Pfizer makes the cholesterol drug Lipitor. Wyeth makes the anti-depressant Effexor. Both drugs will lose their patents in the next couple years, but until then, they’ll keep raking in lots of money. So, what does this deal tell us about the banks’ lending situation? Here’s Marketplace’s Steve Henn.


Steve Henn: Pfizer is buying Wyeth for more than $68 billion. It’s paying more than $50 a share for the company — a big premium over what Wyeth was trading for just last week. To pay for it’s purchase, Pfizer is borrowing more than $22 billion, and it’s offering Wyeth shareholders a mix of cash and it’s own stock.

Hugh Johnson, chief economist at Johnson-Illington Advisors, says this deal could indicate credit markets are thawing:

Hugh Johnson: I think it’s always a good sign when someone can borrow $22 billion, but lets not forget that it’s Pfizer that’s borrowing $22 billion.

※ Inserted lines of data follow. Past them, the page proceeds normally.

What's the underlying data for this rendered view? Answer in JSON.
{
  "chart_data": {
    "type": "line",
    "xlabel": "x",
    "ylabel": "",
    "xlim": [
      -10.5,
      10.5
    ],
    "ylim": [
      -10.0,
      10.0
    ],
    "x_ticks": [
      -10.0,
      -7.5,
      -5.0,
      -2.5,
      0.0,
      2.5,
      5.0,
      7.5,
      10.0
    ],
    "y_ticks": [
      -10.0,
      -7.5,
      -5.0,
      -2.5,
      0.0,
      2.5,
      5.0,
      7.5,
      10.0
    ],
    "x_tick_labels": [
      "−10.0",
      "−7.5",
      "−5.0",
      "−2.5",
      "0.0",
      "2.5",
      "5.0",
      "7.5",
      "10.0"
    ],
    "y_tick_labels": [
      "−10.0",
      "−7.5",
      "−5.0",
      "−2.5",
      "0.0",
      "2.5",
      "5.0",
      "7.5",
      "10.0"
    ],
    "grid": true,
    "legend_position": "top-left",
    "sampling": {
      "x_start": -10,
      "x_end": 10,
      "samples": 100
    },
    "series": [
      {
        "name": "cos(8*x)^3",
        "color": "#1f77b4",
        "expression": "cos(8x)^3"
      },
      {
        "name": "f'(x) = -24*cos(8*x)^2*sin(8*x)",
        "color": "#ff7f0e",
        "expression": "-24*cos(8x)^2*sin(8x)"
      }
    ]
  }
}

Other businesses may not have it so easy.

Johnson: It’s the small to mid-size — lets call them marginal companies — that’s where the problem is.

When it’s completed Pfizer’s purchase of Wyeth will be the biggest drug industry buyout in more than a decade. The combined company would have 17 blockbuster drugs each bringing in more than a billion dollars a year.

In Washington, I’m Steve Henn for Marketplace.